Amateur athletes vying to make the cut, pursue Olympic dreams
It’s the opportunity of a lifetime for amateur athletes looking to crack the Canadian Olympic roster.
For one Saskatoon athlete, it’s a chance to achieve his dream.
“I’d like to do bobsledding,” Jace Peters told CTV News.
This weekend RBC’s Training Ground stopped in Saskatoon, searching for a diamond in the rough, holding an Olympic combine at the Henk Ruys Soccer Centre.
Turning heads of Canadian Olympic officials and athletes was 22-year-old Peters. He currently suits up as a defensive back with the University of Saskatchewan Huskies football team. Peters outlasted his group in the endurance-testing beep drill.
“I really enjoyed this, I didn’t know what to expect but when it came to the beep test you just have to turn off your mind and just run, don’t think of it,” Peters said, adding he probably didn’t have the right gear on for the endurance test.
“My legs were getting sweaty because I was wearing sweats.”
Peters lasted almost 14 beeps and he needed more than a moment to catch his breath after the grueling ordeal. But once he recovered, officials were hot on his tail to get his name.

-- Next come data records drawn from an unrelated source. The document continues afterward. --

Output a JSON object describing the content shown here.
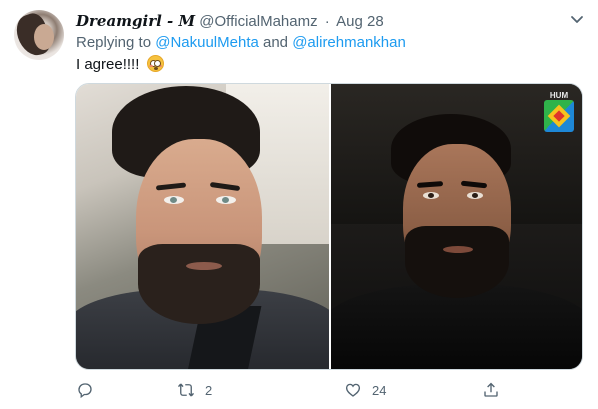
{
  "tweet": {
    "display_name": "Dreamgirl - M",
    "handle": "@OfficialMahamz",
    "separator": "·",
    "date": "Aug 28",
    "replying_to_prefix": "Replying to",
    "replying_mentions": [
      "@NakuulMehta",
      "@alirehmankhan"
    ],
    "replying_joiner": "and",
    "text": "I agree!!!!",
    "emoji": "flushed-face-emoji"
  },
  "media": {
    "images": [
      {
        "name": "left-photo",
        "description_icon": "portrait"
      },
      {
        "name": "right-photo",
        "description_icon": "portrait"
      }
    ],
    "channel_logo_text": "HUM"
  },
  "actions": {
    "reply_count": "",
    "retweet_count": "2",
    "like_count": "24",
    "share_count": ""
  },
  "colors": {
    "accent": "#1d9bf0",
    "secondary_text": "#536471",
    "primary_text": "#0f1419",
    "border": "#cfd9de"
  }
}
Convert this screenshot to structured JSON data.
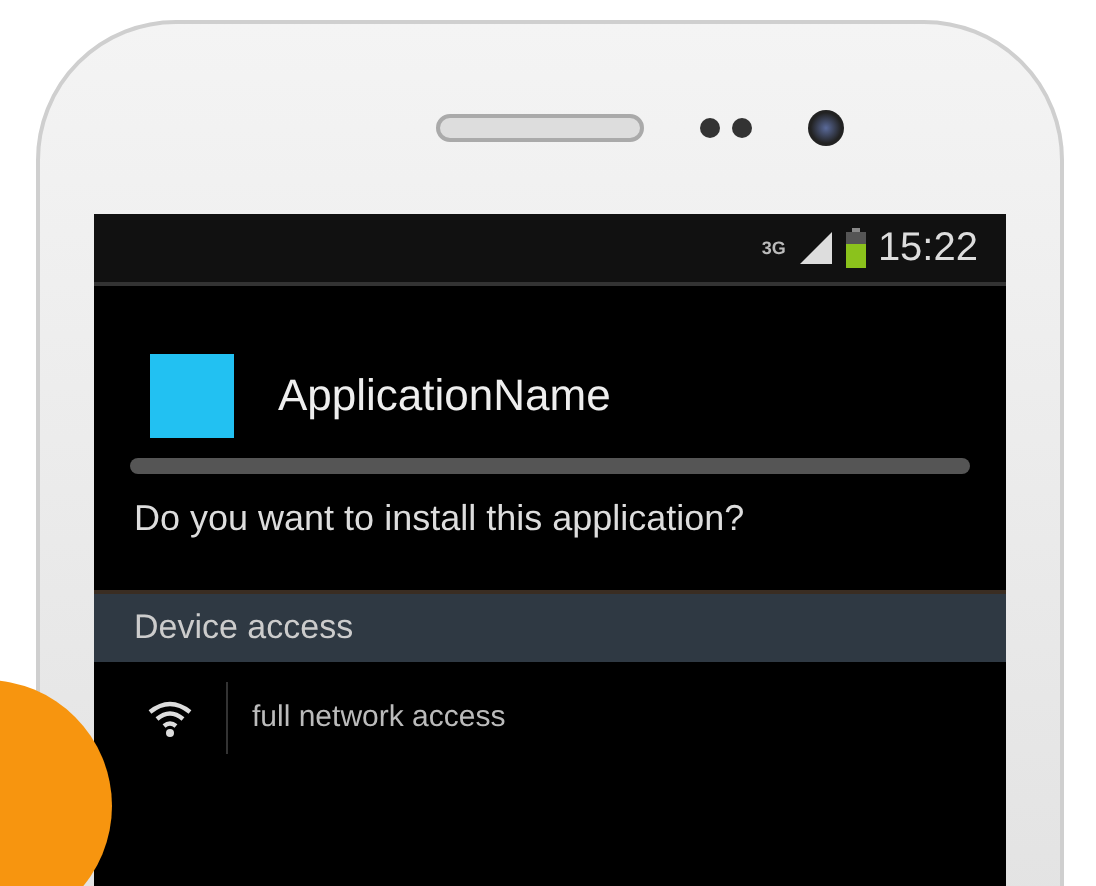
{
  "status_bar": {
    "network": "3G",
    "time": "15:22"
  },
  "app": {
    "name": "ApplicationName"
  },
  "prompt": "Do you want to install this application?",
  "section": {
    "title": "Device access"
  },
  "permissions": [
    {
      "kind": "network",
      "label": "full network access"
    }
  ]
}
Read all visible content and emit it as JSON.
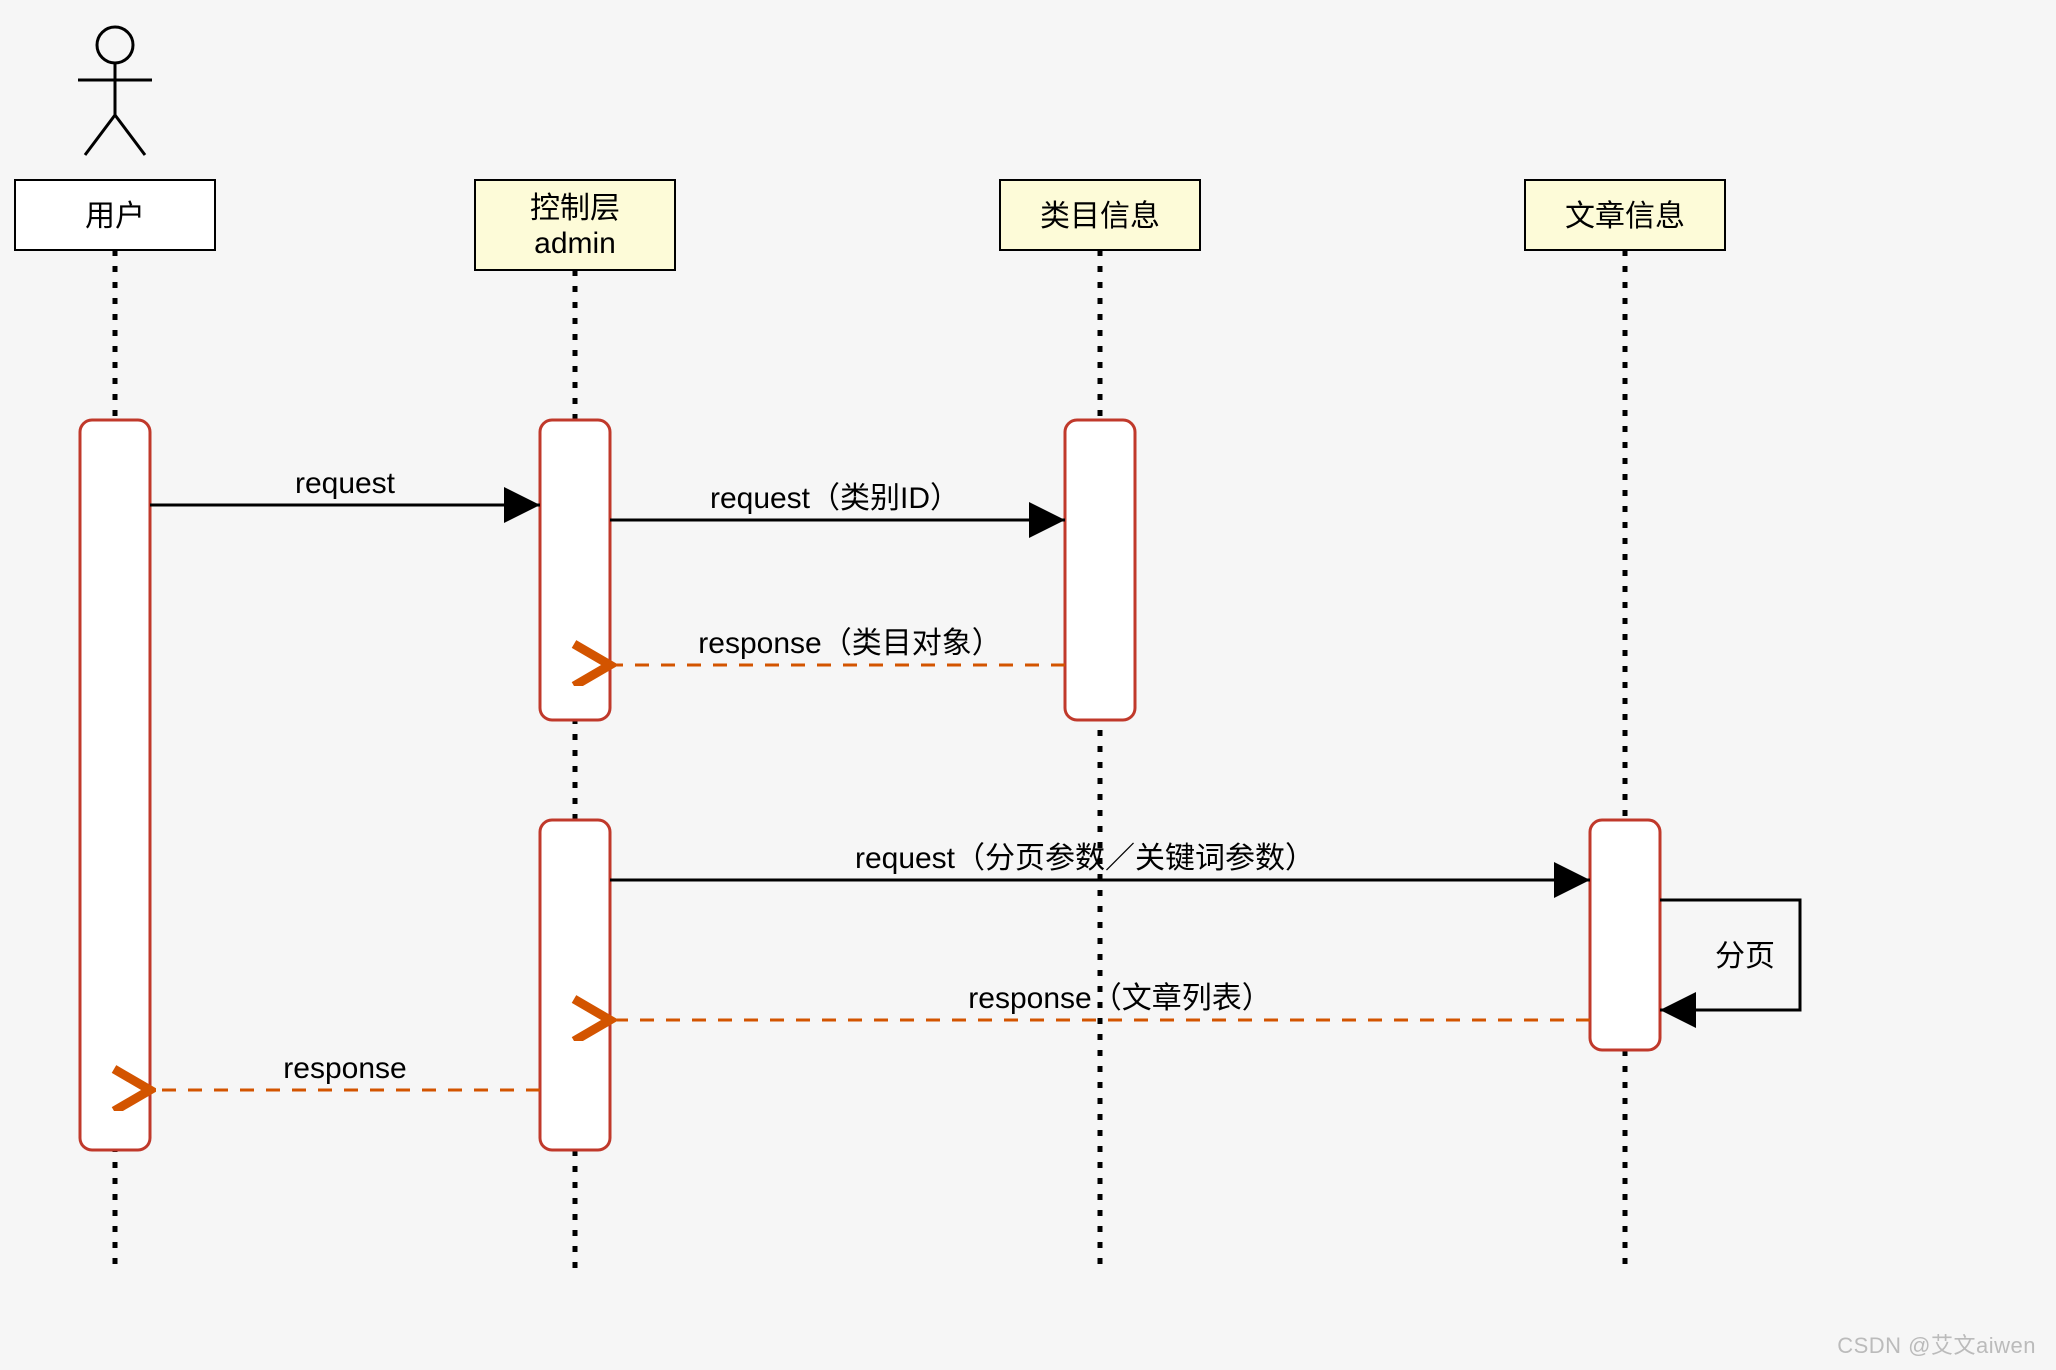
{
  "participants": {
    "user": {
      "label": "用户"
    },
    "admin": {
      "label_line1": "控制层",
      "label_line2": "admin"
    },
    "category": {
      "label": "类目信息"
    },
    "article": {
      "label": "文章信息"
    }
  },
  "messages": {
    "m1": "request",
    "m2": "request（类别ID）",
    "m3": "response（类目对象）",
    "m4": "request（分页参数／关键词参数）",
    "m5": "response（文章列表）",
    "m6": "response"
  },
  "self_msg": "分页",
  "watermark": "CSDN @艾文aiwen"
}
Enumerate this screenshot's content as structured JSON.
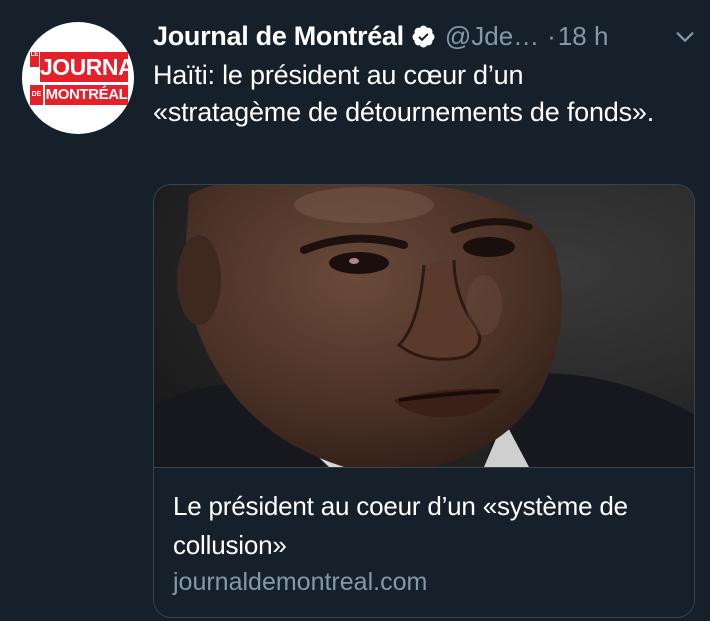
{
  "tweet": {
    "author": {
      "display_name": "Journal de Montréal",
      "handle": "@Jde…",
      "verified": true,
      "avatar_logo": {
        "le": "LE",
        "journal": "JOURNAL",
        "de": "DE",
        "montreal": "MONTRÉAL"
      }
    },
    "separator": "·",
    "time": "18 h",
    "text": "Haïti: le président au cœur d’un «stratagème de détournements de fonds».",
    "card": {
      "title": "Le président au coeur d’un «système de collusion»",
      "domain": "journaldemontreal.com"
    },
    "menu_icon": "chevron-down-icon"
  },
  "colors": {
    "background": "#15202b",
    "text_primary": "#ffffff",
    "text_secondary": "#8899a6",
    "border": "#38444d",
    "brand_red": "#e4212b"
  }
}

“They were impressed with an overall athlete. You see a lot of guys that get big at the gym but they lack other aspects, so I feel like I’m a well-rounded individual,” he said.
Impressed with the young man’s performance, Olympic long-distance runner Lanni Marchant said she’s been drawing inspiration from young Canadians during the tryouts.
“There was a kid who absolutely killed the beep test and as he was running he was pulling his sweat pants up to cool off so he definitely has more in the tank,” Marchant said.
Having the chance to share her story with the young guns, Marchant said, while physical and mental concentration is paramount to Olympic success, the greatest challenge came in the sacrifices she had to make to pursue her Olympic dream.
“I was a full-time lawyer and I started running a bit quicker and a bit quicker and I had to decide to give myself a break from the law world to pursue high-end running and high-performance sport,” she said.
“There’s injury sacrifices, money sacrifices, every athlete in Canada puts their heart and soul into it so when you guys are cheering for us at the Olympics know that we are there and we’re the best we can be and we put every part of our body and soul into those performances.”
Top performers at the Training Ground events will qualify for further testing with specific sports. If they succeed at this stage they will receive an invitation to compete at the RBC Training Ground national final where they will compete alongside the top-100 athletes nationwide.
At the national final up to 30 athletes will be selected as RBC Future Olympians and receive funding to pursue their Olympic dreams.